Akun Disebut Diretas, IRT di Palembang Malah Kehilangan Rp10,8 Juta

- IRT bernama Halimahtu Syadiah di Palembang kehilangan Rp10,8 juta setelah ditelepon pelaku yang mengaku tim Shopee dan menyebut akunnya perlu diamankan dari peretasan.
- Korban mengikuti instruksi penelepon karena percaya, lalu menerima notifikasi transaksi ShopeePinjam senilai Rp10,8 juta yang menggunakan akun miliknya.
- Halimahtu melaporkan dugaan penipuan agar pelaku ditangkap; Polrestabes Palembang telah menerima laporan dan akan meneruskannya ke Unit Pidsus Satreskrim untuk penyelidikan.
Palembang, IDN Times - Seorang ibu rumah tangga (IRT) di Palembang, Sumatra Selatan (Sumsel) menjadi korban penipuan dengan modus mengaku sebagai tim dari Shopee. Korban, Halimahtu Syadiah (30), harus kehilangan uang Rp10,8 juta setelah mengikuti arahan penelepon yang disebut hendak membantu mengamankan akun miliknya yang hendak diretas.
“Saat itu saya sedang di rumah, Pak.
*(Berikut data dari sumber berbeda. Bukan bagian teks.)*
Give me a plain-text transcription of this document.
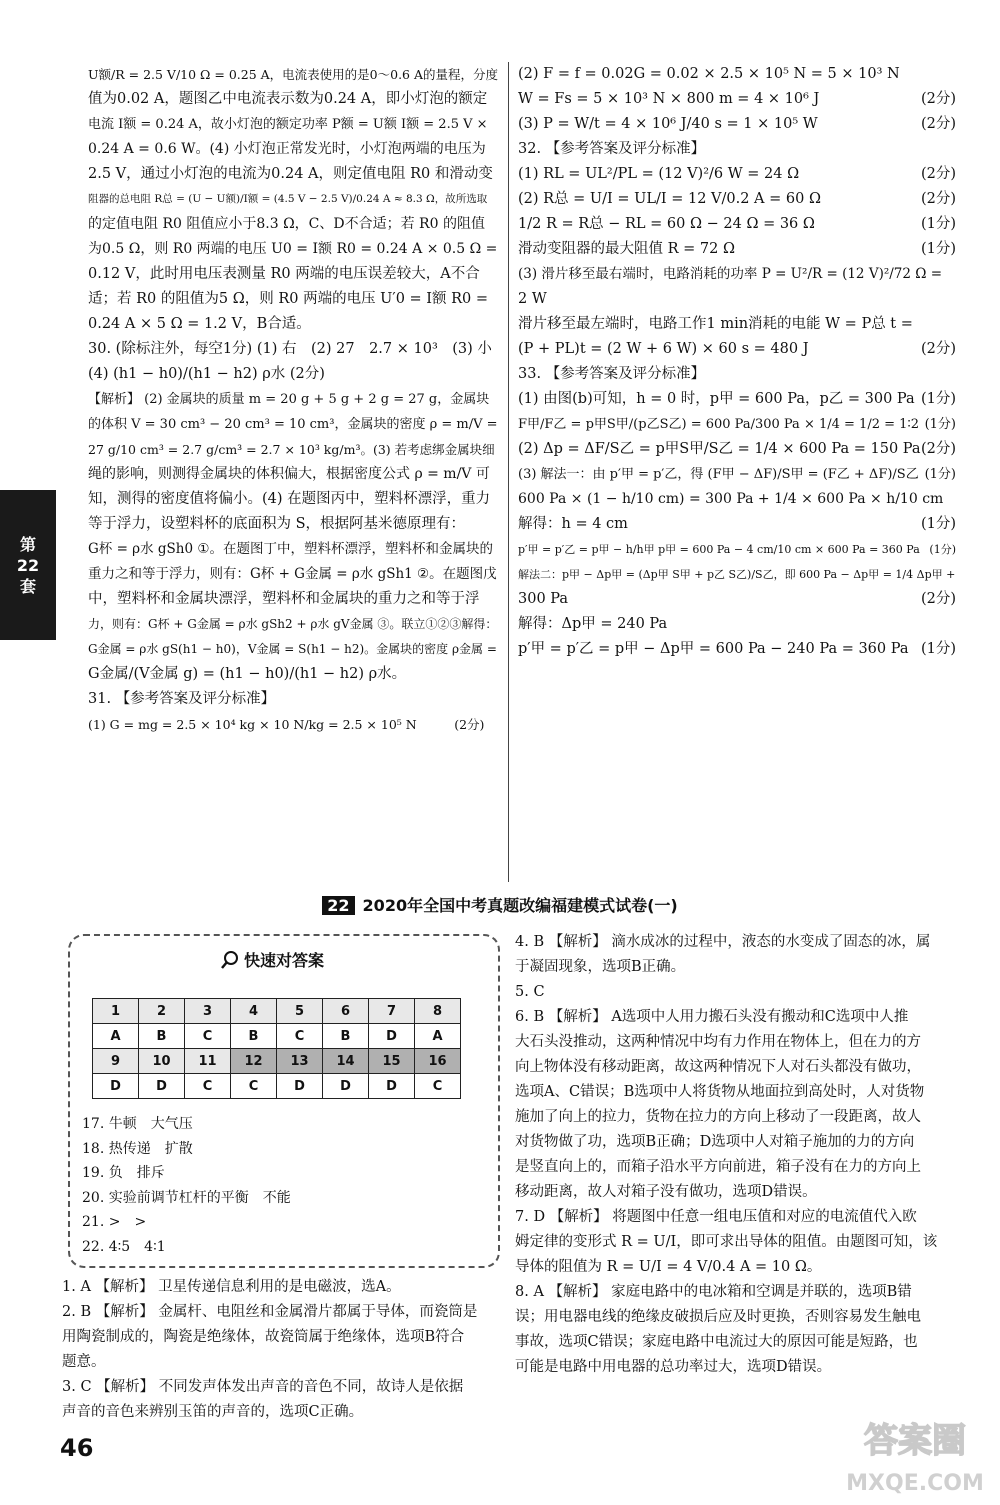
第
22
套

U额/R = 2.5 V/10 Ω = 0.25 A，电流表使用的是0～0.6 A的量程，分度

值为0.02 A，题图乙中电流表示数为0.24 A，即小灯泡的额定

电流 I额 = 0.24 A，故小灯泡的额定功率 P额 = U额 I额 = 2.5 V ×

0.24 A = 0.6 W。(4) 小灯泡正常发光时，小灯泡两端的电压为

2.5 V，通过小灯泡的电流为0.24 A，则定值电阻 R0 和滑动变

阻器的总电阻 R总 = (U − U额)/I额 = (4.5 V − 2.5 V)/0.24 A ≈ 8.3 Ω，故所选取

的定值电阻 R0 阻值应小于8.3 Ω，C、D不合适；若 R0 的阻值

为0.5 Ω，则 R0 两端的电压 U0 = I额 R0 = 0.24 A × 0.5 Ω =

0.12 V，此时用电压表测量 R0 两端的电压误差较大，A不合

适；若 R0 的阻值为5 Ω，则 R0 两端的电压 U′0 = I额 R0 =

0.24 A × 5 Ω = 1.2 V，B合适。

30. (除标注外，每空1分) (1) 右　(2) 27　2.7 × 10³　(3) 小

(4) (h1 − h0)/(h1 − h2) ρ水 (2分)

【解析】 (2) 金属块的质量 m = 20 g + 5 g + 2 g = 27 g，金属块

的体积 V = 30 cm³ − 20 cm³ = 10 cm³，金属块的密度 ρ = m/V =

27 g/10 cm³ = 2.7 g/cm³ = 2.7 × 10³ kg/m³。(3) 若考虑绑金属块细

绳的影响，则测得金属块的体积偏大，根据密度公式 ρ = m/V 可

知，测得的密度值将偏小。(4) 在题图丙中，塑料杯漂浮，重力

等于浮力，设塑料杯的底面积为 S，根据阿基米德原理有：

G杯 = ρ水 gSh0 ①。在题图丁中，塑料杯漂浮，塑料杯和金属块的

重力之和等于浮力，则有：G杯 + G金属 = ρ水 gSh1 ②。在题图戊

中，塑料杯和金属块漂浮，塑料杯和金属块的重力之和等于浮

力，则有：G杯 + G金属 = ρ水 gSh2 + ρ水 gV金属 ③。联立①②③解得：

G金属 = ρ水 gS(h1 − h0)，V金属 = S(h1 − h2)。金属块的密度 ρ金属 =

G金属/(V金属 g) = (h1 − h0)/(h1 − h2) ρ水。

31. 【参考答案及评分标准】

(1) G = mg = 2.5 × 10⁴ kg × 10 N/kg = 2.5 × 10⁵ N　　　(2分)

(2) F = f = 0.02G = 0.02 × 2.5 × 10⁵ N = 5 × 10³ N
W = Fs = 5 × 10³ N × 800 m = 4 × 10⁶ J	(2分)
(3) P = W/t = 4 × 10⁶ J/40 s = 1 × 10⁵ W	(2分)
32. 【参考答案及评分标准】
(1) RL = UL²/PL = (12 V)²/6 W = 24 Ω	(2分)
(2) R总 = U/I = UL/I = 12 V/0.2 A = 60 Ω	(2分)
1/2 R = R总 − RL = 60 Ω − 24 Ω = 36 Ω	(1分)
滑动变阻器的最大阻值 R = 72 Ω	(1分)
(3) 滑片移至最右端时，电路消耗的功率 P = U²/R = (12 V)²/72 Ω =
2 W
滑片移至最左端时，电路工作1 min消耗的电能 W = P总 t =
(P + PL)t = (2 W + 6 W) × 60 s = 480 J	(2分)
33. 【参考答案及评分标准】
(1) 由图(b)可知，h = 0 时，p甲 = 600 Pa，p乙 = 300 Pa (1分)
F甲/F乙 = p甲S甲/(p乙S乙) = 600 Pa/300 Pa × 1/4 = 1/2 = 1∶2 (1分)
(2) Δp = ΔF/S乙 = p甲S甲/S乙 = 1/4 × 600 Pa = 150 Pa (2分)
(3) 解法一：由 p′甲 = p′乙，得 (F甲 − ΔF)/S甲 = (F乙 + ΔF)/S乙 (1分)
600 Pa × (1 − h/10 cm) = 300 Pa + 1/4 × 600 Pa × h/10 cm
解得：h = 4 cm	(1分)
p′甲 = p′乙 = p甲 − h/h甲 p甲 = 600 Pa − 4 cm/10 cm × 600 Pa = 360 Pa (1分)
解法二：p甲 − Δp甲 = (Δp甲 S甲 + p乙 S乙)/S乙，即 600 Pa − Δp甲 = 1/4 Δp甲 +
300 Pa	(2分)
解得：Δp甲 = 240 Pa
p′甲 = p′乙 = p甲 − Δp甲 = 600 Pa − 240 Pa = 360 Pa (1分)
22 2020年全国中考真题改编福建模式试卷(一)
快速对答案
1	2	3	4	5	6	7	8
A	B	C	B	C	B	D	A
9	10	11	12	13	14	15	16
D	D	C	C	D	D	D	C

17. 牛顿　大气压

18. 热传递　扩散

19. 负　排斥

20. 实验前调节杠杆的平衡　不能

21. >　>

22. 4∶5　4∶1

1. A 【解析】 卫星传递信息利用的是电磁波，选A。

2. B 【解析】 金属杆、电阻丝和金属滑片都属于导体，而瓷筒是

用陶瓷制成的，陶瓷是绝缘体，故瓷筒属于绝缘体，选项B符合

题意。

3. C 【解析】 不同发声体发出声音的音色不同，故诗人是依据

声音的音色来辨别玉笛的声音的，选项C正确。

4. B 【解析】 滴水成冰的过程中，液态的水变成了固态的冰，属

于凝固现象，选项B正确。

5. C

6. B 【解析】 A选项中人用力搬石头没有搬动和C选项中人推

大石头没推动，这两种情况中均有力作用在物体上，但在力的方

向上物体没有移动距离，故这两种情况下人对石头都没有做功，

选项A、C错误；B选项中人将货物从地面拉到高处时，人对货物

施加了向上的拉力，货物在拉力的方向上移动了一段距离，故人

对货物做了功，选项B正确；D选项中人对箱子施加的力的方向

是竖直向上的，而箱子沿水平方向前进，箱子没有在力的方向上

移动距离，故人对箱子没有做功，选项D错误。

7. D 【解析】 将题图中任意一组电压值和对应的电流值代入欧

姆定律的变形式 R = U/I，即可求出导体的阻值。由题图可知，该

导体的阻值为 R = U/I = 4 V/0.4 A = 10 Ω。

8. A 【解析】 家庭电路中的电冰箱和空调是并联的，选项B错

误；用电器电线的绝缘皮破损后应及时更换，否则容易发生触电

事故，选项C错误；家庭电路中电流过大的原因可能是短路，也

可能是电路中用电器的总功率过大，选项D错误。

46	答案圈
MXQE.COM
Lalu disapa lewat telepon oleh terlapor yang mengaku dari pihak Shopee," ungkap Halimahtu, Jumat (11/9/2026).
1. Ditelepon pihak yang mengaku tim Shopee

ilustrasi pemerasan halus melalui biaya administrasi kepada korban penipuan kerja digital (pexels.com/Sora Shimazaki ) Warga Seberang Ulu (SU) 2 Palembang tersebut mengaku tengah berada di rumah saat pelaku menelepon dirinya. Saat itu, pelaku menyebut bahwa akun Shopee miliknya telah diretas orang dan harus segera dipulihkan.
Korban yang percaya kemudian mengikuti sejumlah instruksi yang diberikan pelaku melalui sambungan telepon. Namun, setelah menjalankan arahan tersebut, Halimahtu justru mendapat notifikasi adanya transaksi melalui layanan ShopeePinjam (SPinjam) menggunakan akunnya.
“Setelah saya ikuti arahannya, tidak lama kemudian ada pemberitahuan transaksi ShopeePinjam sebesar Rp10,8 juta,” jelasnya.
2. Berharap pelaku ditangkap

ilustrasi scam (pexels.com/Markus Winkler) Halimahtu mengungkap, bahwa kejadian ini baru pertama kali menimpa dirinya. Dirinya berharap polisi dapat menyelidiki dan menangkap para pelaku.
"Saya merasa ditipu, makanya melapor ke sini agar pelakunya ditangkap," katanya.
3. Polisi tindak lanjuti laporan korban

ilustrasi penipuan atau scam (vecteezy.com/Grigory Alekhin) Pamapta Piket SPKT Polrestabes Palembang, Ipda Rifki Syerif Reza, membenarkan adanya laporan dugaan penipuan tersebut. Menurutnya, laporan yang disampaikan korban telah diterima dan akan diteruskan untuk proses penyelidikan.
"Laporan korban sudah kami terima dan akan segera ditindaklanjuti oleh Unit Pidana Khusus (Pidsus) Satreskrim Polrestabes Palembang," kata Rifki.